Erstens sollte dieser Rat ein Ort des Zuhörens sein. Daher unterstützen wir nachdrücklich die Forderung der Ukraine nach einer Dringlichkeitsdebatte während dieser Tagung des Rates.

Wir müssen die Stimmen von Menschenrechtsaktivistinnen und -aktivisten aus Ägypten, Venezuela oder Belarus hören.

Wir müssen die Erfahrungen von Frauen hören – sie sind es, die in Konflikten und Krisen am stärksten gefährdet sind. „Solange Frauen nicht sicher sind, ist niemand sicher“: So haben es die Frauen an der Kontaktlinie bei meinem Besuch im Osten der Ukraine letzten Monat treffend gesagt.

Deshalb will mein Land im Geiste einer feministischen Außenpolitik die Rechte von Frauen und Mädchen stärken. Wir wollen ihre Teilhabe und ihre Ressourcen stärken.

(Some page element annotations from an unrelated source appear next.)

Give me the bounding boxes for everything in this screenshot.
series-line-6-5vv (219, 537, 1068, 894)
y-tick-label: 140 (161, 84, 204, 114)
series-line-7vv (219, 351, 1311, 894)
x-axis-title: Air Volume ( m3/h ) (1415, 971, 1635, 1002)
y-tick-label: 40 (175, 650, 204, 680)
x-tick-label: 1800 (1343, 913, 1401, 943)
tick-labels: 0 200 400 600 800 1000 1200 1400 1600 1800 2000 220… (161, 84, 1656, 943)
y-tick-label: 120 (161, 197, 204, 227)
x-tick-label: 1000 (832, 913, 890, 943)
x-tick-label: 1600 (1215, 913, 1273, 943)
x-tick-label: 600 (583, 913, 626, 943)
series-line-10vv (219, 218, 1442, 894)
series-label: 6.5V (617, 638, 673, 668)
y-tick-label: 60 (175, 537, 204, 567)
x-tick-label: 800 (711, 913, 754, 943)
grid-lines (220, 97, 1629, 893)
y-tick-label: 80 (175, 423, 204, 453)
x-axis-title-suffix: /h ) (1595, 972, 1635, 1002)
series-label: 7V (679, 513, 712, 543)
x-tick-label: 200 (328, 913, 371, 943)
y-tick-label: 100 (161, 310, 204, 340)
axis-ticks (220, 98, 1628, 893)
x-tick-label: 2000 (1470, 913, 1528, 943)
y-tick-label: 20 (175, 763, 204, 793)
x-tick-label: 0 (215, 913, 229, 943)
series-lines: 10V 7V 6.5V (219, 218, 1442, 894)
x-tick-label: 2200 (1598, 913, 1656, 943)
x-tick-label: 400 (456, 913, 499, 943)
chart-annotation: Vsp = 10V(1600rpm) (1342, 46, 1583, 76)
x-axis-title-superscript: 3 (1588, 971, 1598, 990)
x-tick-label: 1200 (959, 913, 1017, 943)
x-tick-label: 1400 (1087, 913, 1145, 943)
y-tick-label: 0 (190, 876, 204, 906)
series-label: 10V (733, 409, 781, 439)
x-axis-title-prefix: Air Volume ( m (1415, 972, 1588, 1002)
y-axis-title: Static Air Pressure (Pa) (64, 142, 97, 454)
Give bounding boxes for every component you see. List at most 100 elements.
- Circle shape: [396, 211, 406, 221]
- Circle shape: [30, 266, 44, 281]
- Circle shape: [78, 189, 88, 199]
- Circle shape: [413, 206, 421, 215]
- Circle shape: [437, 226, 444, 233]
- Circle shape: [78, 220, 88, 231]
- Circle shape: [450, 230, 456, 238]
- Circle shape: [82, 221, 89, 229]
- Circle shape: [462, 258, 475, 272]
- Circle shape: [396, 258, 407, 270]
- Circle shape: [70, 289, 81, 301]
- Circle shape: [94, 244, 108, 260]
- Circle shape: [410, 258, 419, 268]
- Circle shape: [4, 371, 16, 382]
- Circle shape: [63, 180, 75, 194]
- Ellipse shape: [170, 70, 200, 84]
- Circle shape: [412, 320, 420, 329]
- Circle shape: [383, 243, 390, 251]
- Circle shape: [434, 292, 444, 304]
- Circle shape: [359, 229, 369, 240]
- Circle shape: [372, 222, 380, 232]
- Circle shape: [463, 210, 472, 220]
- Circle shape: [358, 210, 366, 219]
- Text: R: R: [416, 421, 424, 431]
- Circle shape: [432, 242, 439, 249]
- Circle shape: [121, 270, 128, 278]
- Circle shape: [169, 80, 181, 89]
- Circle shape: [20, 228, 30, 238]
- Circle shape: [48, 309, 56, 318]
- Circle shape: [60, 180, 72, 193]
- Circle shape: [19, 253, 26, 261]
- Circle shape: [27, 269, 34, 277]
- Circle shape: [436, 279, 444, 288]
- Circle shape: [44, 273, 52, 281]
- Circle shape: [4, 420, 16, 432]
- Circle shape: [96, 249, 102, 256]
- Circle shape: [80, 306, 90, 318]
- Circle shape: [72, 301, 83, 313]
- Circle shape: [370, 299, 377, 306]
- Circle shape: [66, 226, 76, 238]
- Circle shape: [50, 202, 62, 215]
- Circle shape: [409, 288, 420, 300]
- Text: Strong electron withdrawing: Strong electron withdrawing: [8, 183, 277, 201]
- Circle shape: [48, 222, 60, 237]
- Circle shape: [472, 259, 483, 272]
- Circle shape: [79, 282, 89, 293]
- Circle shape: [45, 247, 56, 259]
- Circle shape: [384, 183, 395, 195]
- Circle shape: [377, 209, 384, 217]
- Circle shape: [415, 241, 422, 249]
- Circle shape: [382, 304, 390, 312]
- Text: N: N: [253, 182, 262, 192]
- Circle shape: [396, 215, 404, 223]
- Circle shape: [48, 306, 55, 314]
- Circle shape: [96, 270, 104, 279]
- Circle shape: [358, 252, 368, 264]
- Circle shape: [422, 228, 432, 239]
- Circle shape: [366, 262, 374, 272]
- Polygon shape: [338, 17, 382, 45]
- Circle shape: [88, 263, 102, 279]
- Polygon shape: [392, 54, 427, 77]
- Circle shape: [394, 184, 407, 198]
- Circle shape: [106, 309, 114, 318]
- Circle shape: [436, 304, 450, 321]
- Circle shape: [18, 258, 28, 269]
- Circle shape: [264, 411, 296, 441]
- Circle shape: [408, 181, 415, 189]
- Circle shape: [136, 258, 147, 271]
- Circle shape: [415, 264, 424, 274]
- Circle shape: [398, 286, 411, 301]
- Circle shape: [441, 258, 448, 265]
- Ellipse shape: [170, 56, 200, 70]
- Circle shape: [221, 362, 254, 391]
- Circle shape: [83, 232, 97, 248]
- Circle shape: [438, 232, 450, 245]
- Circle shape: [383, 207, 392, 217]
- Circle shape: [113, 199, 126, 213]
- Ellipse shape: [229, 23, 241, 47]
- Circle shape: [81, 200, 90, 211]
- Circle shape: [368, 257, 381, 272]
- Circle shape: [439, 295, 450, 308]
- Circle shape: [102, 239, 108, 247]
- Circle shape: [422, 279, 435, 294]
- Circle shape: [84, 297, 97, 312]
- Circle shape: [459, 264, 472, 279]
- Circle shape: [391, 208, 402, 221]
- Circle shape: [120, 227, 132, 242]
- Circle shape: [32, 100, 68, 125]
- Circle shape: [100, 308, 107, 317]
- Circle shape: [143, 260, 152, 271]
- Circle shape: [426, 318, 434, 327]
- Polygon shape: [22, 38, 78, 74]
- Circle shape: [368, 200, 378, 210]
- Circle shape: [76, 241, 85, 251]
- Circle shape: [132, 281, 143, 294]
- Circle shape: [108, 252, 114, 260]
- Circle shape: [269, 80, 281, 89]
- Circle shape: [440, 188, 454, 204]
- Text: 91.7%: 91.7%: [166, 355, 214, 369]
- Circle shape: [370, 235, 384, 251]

Wir wollen Diversität weltweit fördern.

Zweitens brauchen wir größere Transparenz. Wir ermutigen die Hohe Kommissarin für Menschenrechte, ihren Bericht zur Inhaftierung von Mitgliedern der muslimischen Gemeinschaft der Uiguren zu veröffentlichen – und wir fordern Peking auf, ungehinderten Zugang zu gewähren.

Das bringt mich zu meinem dritten Punkt: Die Förderung der Menschenrechte ist keine Einmischung in innere Angelegenheiten. Schwere Menschenrechtsverletzungen müssen strafrechtlich verfolgt werden. Deshalb müssen wir die Mechanismen zur Rechenschaftspflicht für Belarus, für Südsudan, für Syrien und für Myanmar ausweiten. Und wir brauchen dringend eine Untersuchungskommission zur Ukraine, um alle Menschenrechtsverletzungen zu untersuchen, die Russland seit Beginn seiner militärischen Aggression begangen hat. Beim Thema Rechenschaftspflicht müssen wir klar Position beziehen.

Im Laufe des Jahres wird Deutschland Sie um Unterstützung dafür bitten, weitere drei Jahre Mitglied dieses Rates zu sein. Wir tun dies, weil wir der Überzeugung sind, dass wir alle gemeinsam die Rechte der Menschen in den Mittelpunkt unseres Handelns stellen müssen. Für die Mütter, Väter und Kinder in der Ukraine. Für alle, die Leid erfahren. Wir müssen jetzt handeln.